Soweit der Kläger beanstandet hat, der Beklagte habe keine anderen Verwertungsmöglichkeiten der Immobilie, beispielsweise eine Beleihung, geprüft, bestand dazu kein Anlass, weil sich der Kläger bereits vorab autonom zu einem Verkauf entschlossen und einen entsprechenden Maklerauftrag erteilt hatte.

Die Verwertung des Anwesens stellte auch keine besondere Härte im Sinne von § 12 Abs. 2 Satz 1 Nr. 6 Alternative 2 SGB II dar. Außergewöhnliche Umstände des Einzelfalls, dem Kläger ein eindeutig größeres Opfer abverlangten als eine einfache Härte und erst recht als die mit einer Vermögenswertung stets verbundenen Einschnitte, sind weder vorgetragen worden noch ersichtlich.
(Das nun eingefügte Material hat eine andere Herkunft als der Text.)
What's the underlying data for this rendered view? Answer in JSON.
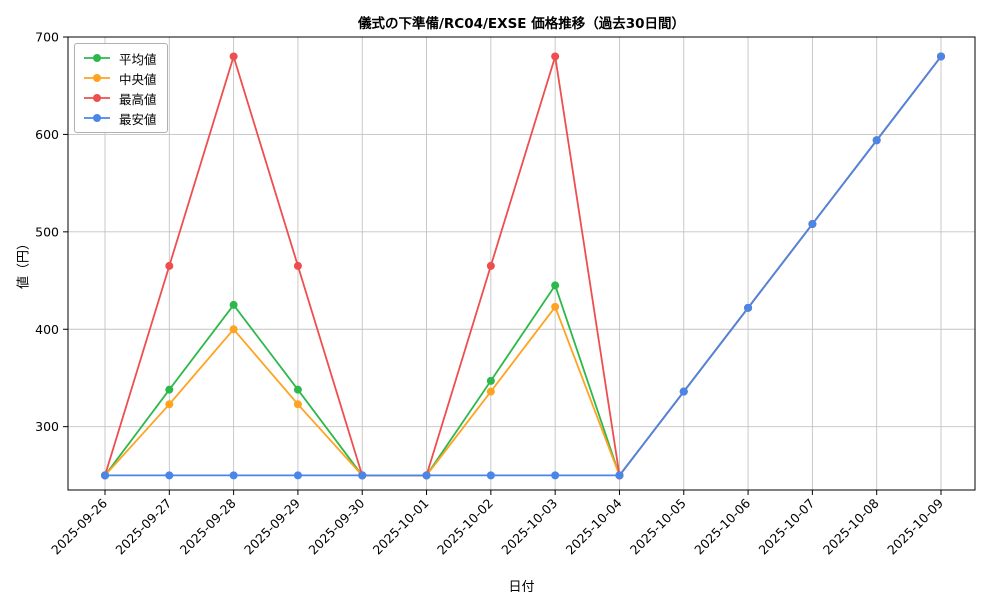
{
  "chart_data": {
    "type": "line",
    "title": "儀式の下準備/RC04/EXSE 価格推移（過去30日間）",
    "xlabel": "日付",
    "ylabel": "値（円）",
    "x": [
      "2025-09-26",
      "2025-09-27",
      "2025-09-28",
      "2025-09-29",
      "2025-09-30",
      "2025-10-01",
      "2025-10-02",
      "2025-10-03",
      "2025-10-04",
      "2025-10-05",
      "2025-10-06",
      "2025-10-07",
      "2025-10-08",
      "2025-10-09"
    ],
    "series": [
      {
        "name": "平均値",
        "color": "#2db84c",
        "values": [
          250,
          338,
          425,
          338,
          250,
          250,
          347,
          445,
          250,
          336,
          422,
          508,
          594,
          680
        ]
      },
      {
        "name": "中央値",
        "color": "#ffa321",
        "values": [
          250,
          323,
          400,
          323,
          250,
          250,
          336,
          423,
          250,
          336,
          422,
          508,
          594,
          680
        ]
      },
      {
        "name": "最高値",
        "color": "#ef4e4e",
        "values": [
          250,
          465,
          680,
          465,
          250,
          250,
          465,
          680,
          250,
          336,
          422,
          508,
          594,
          680
        ]
      },
      {
        "name": "最安値",
        "color": "#4a86e8",
        "values": [
          250,
          250,
          250,
          250,
          250,
          250,
          250,
          250,
          250,
          336,
          422,
          508,
          594,
          680
        ]
      }
    ],
    "yticks": [
      300,
      400,
      500,
      600,
      700
    ],
    "ylim": [
      235,
      700
    ],
    "grid": true,
    "legend_position": "upper left"
  }
}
Die vorstehenden Ausführungen gelten sowohl in Ansehung der Prognoseentscheidung des Beklagten von Anfang April 2011 als auch für diejenige, die im Rahmen des Weiterbewilligungsantrags vom 6. September 2011 für den nachfolgenden Zeitraum vom 1. Oktober bis zum 31. Dezember 2011 zu treffen war. Wie bereits ausgeführt sprach der Umstand, dass im abgelaufenen Sechsmonatszeitraum der Verkauf des Hauses noch nicht erfolgreich abgeschlossen werden konnte, nicht gegen eine (weitere) positive Prognose der Verwertbarkeit des Anwesens. Dies gilt insbesondere, da der Kläger im Weiterbewilligungsantrag am 6. September 2011 bereits erklärt hatte, das Haus sei veräußert, womit er wohl gemeint hatte, dass ein Käufer gefunden und eine Einigung erzielt worden war. Kurz danach ist dann am 19. Oktober 2011 der Verkauf notariell beurkundet worden. Insoweit ist es auch nicht zu beanstanden, dass der Beklagte in der Folge den Auftrag zur Erstattung eines Verkehrswertgutachtens beim Landesamt zurücknahm.
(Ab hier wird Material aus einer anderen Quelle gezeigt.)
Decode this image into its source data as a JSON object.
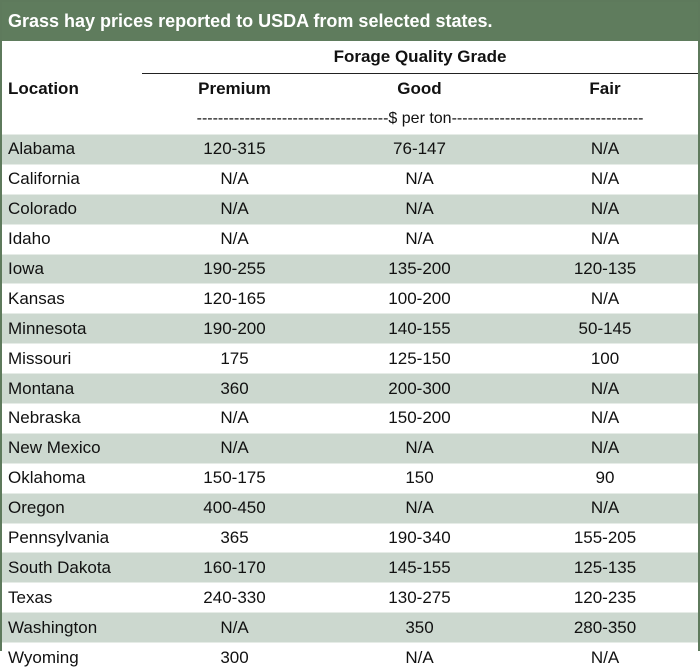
{
  "title": "Grass hay prices reported to USDA from selected states.",
  "header": {
    "group_label": "Forage Quality Grade",
    "location_label": "Location",
    "grades": [
      "Premium",
      "Good",
      "Fair"
    ],
    "unit_label": "------------------------------------$ per ton------------------------------------"
  },
  "rows": [
    {
      "location": "Alabama",
      "premium": "120-315",
      "good": "76-147",
      "fair": "N/A"
    },
    {
      "location": "California",
      "premium": "N/A",
      "good": "N/A",
      "fair": "N/A"
    },
    {
      "location": "Colorado",
      "premium": "N/A",
      "good": "N/A",
      "fair": "N/A"
    },
    {
      "location": "Idaho",
      "premium": "N/A",
      "good": "N/A",
      "fair": "N/A"
    },
    {
      "location": "Iowa",
      "premium": "190-255",
      "good": "135-200",
      "fair": "120-135"
    },
    {
      "location": "Kansas",
      "premium": "120-165",
      "good": "100-200",
      "fair": "N/A"
    },
    {
      "location": "Minnesota",
      "premium": "190-200",
      "good": "140-155",
      "fair": "50-145"
    },
    {
      "location": "Missouri",
      "premium": "175",
      "good": "125-150",
      "fair": "100"
    },
    {
      "location": "Montana",
      "premium": "360",
      "good": "200-300",
      "fair": "N/A"
    },
    {
      "location": "Nebraska",
      "premium": "N/A",
      "good": "150-200",
      "fair": "N/A"
    },
    {
      "location": "New Mexico",
      "premium": "N/A",
      "good": "N/A",
      "fair": "N/A"
    },
    {
      "location": "Oklahoma",
      "premium": "150-175",
      "good": "150",
      "fair": "90"
    },
    {
      "location": "Oregon",
      "premium": "400-450",
      "good": "N/A",
      "fair": "N/A"
    },
    {
      "location": "Pennsylvania",
      "premium": "365",
      "good": "190-340",
      "fair": "155-205"
    },
    {
      "location": "South Dakota",
      "premium": "160-170",
      "good": "145-155",
      "fair": "125-135"
    },
    {
      "location": "Texas",
      "premium": "240-330",
      "good": "130-275",
      "fair": "120-235"
    },
    {
      "location": "Washington",
      "premium": "N/A",
      "good": "350",
      "fair": "280-350"
    },
    {
      "location": "Wyoming",
      "premium": "300",
      "good": "N/A",
      "fair": "N/A"
    }
  ]
}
Nach alledem stand ein berücksichtigungsfähiger Vermögenswert von 14.750,00 EUR (Kaufpreis abzüglich der Freibeträge) einer Leistungsgewährung nach dem SGB II durch Zuschussleistungen entgegen. Der Kläger hat im gesamten streitbefangenen Zeitraum vom 1. April bis zum 31. Dezember 2011 über bedarfsdeckendes Vermögen verfügt, das Hilfebedürftigkeit im Sinne von § 9 Abs. 1 SGB II ausschloss.

Ein Anspruch des Klägers auf Umwandlung der Darlehen in Zuschussleistungen ergibt sich auch nicht aus § 34 SGB X, denn die behauptete dahingehende Zusicherung des Beklagten bedürfte für ihre Wirksamkeit der Schriftform.
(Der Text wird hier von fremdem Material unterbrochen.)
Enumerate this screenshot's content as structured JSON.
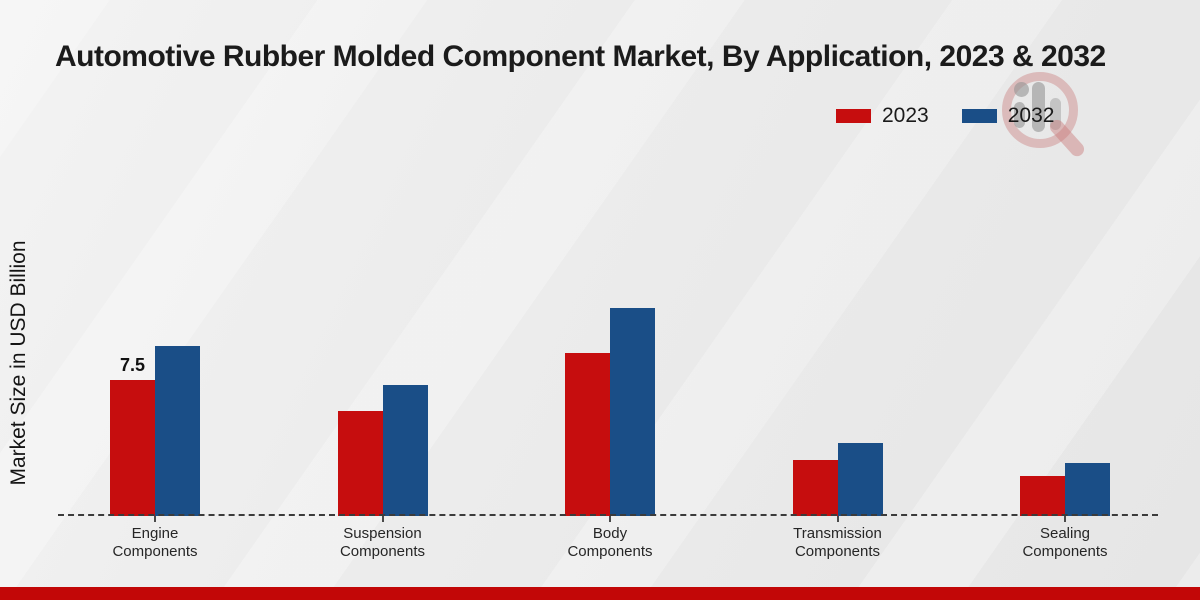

Die auf eine Verpflichtung des Beklagten zur Umwandlung darlehensweisen SGB II-Leistungen in Zuschüsse gerichtete Klage hat das SG daher zu Recht abgewiesen. Nach dem Erfolg der Verwertung und dem Zufluss des Kaufpreises hat der Kläger die ausgereichten Darlehen mit einem Gesamtbetrag von 5.211,04 EUR zu erstatten.

Die Kostenentscheidung beruht auf § 193 SGG.

Gründe für eine Revisionszulassung im Sinne von § 160 Abs. 2 SGG liegen nicht vor.